[mythtv-users] Virtualisation in the home network – ready for mainstream?

Jarod Wilson jarod at wilsonet.com
Wed Sep 2 23:31:27 UTC 2009


On Sep 2, 2009, at 6:18 PM, greg pryzby <greg at pryzby.org> wrote:

> Greg Woods wrote:
>> On Wed, 2009-09-02 at 12:13 -0400, Jarod Wilson wrote:
>>> lsmod |grep kvm
>> On the work system where things are good, the output is:
>> kvm_intel              39696  3 kvm                   128388  1  
>> kvm_intel
>> When I get home tonight, I'll check the Pentium 4 machine. Am I  
>> correct
>> in assuming that if the machine isn't already using KVM, there's no  
>> way
>> to make it do so because the hardware support it needs is lacking? If
>
> The machine needs to have the hardware assist virt bits on the chip.  
> Check BIOS. AFTER changing in BIOS, you need to turn off the machine  
> (I pull the plug to be sure) and turn it back on. A 'soft restart'  
> doesn't get the BIOS change for virt I have learned, the hard way.

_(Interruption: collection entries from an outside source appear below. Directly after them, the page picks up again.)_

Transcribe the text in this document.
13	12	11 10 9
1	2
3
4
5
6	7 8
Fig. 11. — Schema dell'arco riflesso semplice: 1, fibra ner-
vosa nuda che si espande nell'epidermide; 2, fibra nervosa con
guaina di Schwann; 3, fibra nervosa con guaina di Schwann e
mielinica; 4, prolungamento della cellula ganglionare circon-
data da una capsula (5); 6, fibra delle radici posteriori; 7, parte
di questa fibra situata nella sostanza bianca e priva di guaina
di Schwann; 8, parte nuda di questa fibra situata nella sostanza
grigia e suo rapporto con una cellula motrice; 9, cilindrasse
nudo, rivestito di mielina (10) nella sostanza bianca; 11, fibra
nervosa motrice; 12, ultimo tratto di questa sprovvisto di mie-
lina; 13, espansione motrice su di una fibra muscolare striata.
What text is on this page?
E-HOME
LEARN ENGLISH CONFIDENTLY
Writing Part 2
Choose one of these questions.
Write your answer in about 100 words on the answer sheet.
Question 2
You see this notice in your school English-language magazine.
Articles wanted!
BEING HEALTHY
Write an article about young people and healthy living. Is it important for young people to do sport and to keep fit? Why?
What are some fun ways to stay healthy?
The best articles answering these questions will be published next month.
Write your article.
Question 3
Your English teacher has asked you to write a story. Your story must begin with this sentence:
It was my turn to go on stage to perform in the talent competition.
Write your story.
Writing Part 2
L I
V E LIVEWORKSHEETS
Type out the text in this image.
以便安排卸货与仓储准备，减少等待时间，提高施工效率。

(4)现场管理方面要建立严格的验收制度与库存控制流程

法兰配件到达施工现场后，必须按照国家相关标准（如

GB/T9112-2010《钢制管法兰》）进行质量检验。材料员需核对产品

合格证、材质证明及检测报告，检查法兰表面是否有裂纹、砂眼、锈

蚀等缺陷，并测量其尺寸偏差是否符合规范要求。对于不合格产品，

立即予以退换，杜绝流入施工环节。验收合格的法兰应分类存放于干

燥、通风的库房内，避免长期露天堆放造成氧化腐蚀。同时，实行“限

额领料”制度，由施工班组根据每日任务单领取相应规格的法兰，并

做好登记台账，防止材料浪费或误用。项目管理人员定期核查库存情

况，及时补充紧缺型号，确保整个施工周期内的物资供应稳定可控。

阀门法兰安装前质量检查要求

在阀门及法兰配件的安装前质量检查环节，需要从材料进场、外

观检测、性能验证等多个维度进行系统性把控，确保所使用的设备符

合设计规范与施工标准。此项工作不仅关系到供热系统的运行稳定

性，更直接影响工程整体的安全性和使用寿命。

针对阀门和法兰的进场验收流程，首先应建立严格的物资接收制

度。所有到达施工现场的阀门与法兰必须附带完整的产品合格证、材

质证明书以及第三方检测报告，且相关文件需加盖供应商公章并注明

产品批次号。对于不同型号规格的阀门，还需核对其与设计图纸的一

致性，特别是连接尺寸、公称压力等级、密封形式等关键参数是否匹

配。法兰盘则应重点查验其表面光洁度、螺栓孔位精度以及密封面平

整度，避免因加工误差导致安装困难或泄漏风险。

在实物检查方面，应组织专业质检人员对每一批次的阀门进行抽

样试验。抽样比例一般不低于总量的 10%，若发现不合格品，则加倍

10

This isn't universally true, but not bad advice just to be sure.  
(Lenovo systems definitely don't properly set the hw virt enable bits  
w/o a cold boot).

> MOST machines that are server quality and less than 3 years old,  
> have the bits. For desktops or older, it is hit or miss.

Its pretty much "hit" even with almost all recent desktops and laptops  
I've seen, save those with atom procs. I have around ten machines  
between home and the office w/hw virt extensions, only two of which  
are server-class.

> IIRC you MUST be 64bit also. You can run a 32bit guest, but 64bit  
> host is needed. I maybe mis-remembering though.

You're mis-remembering. The 32-bit Intel Core line are hw virt capable.


>
>> so, will VirtualBox still be usable on such a machine?
>
> that could work. performance might not be as good.

It'll be better than running qemu w/o kvm support.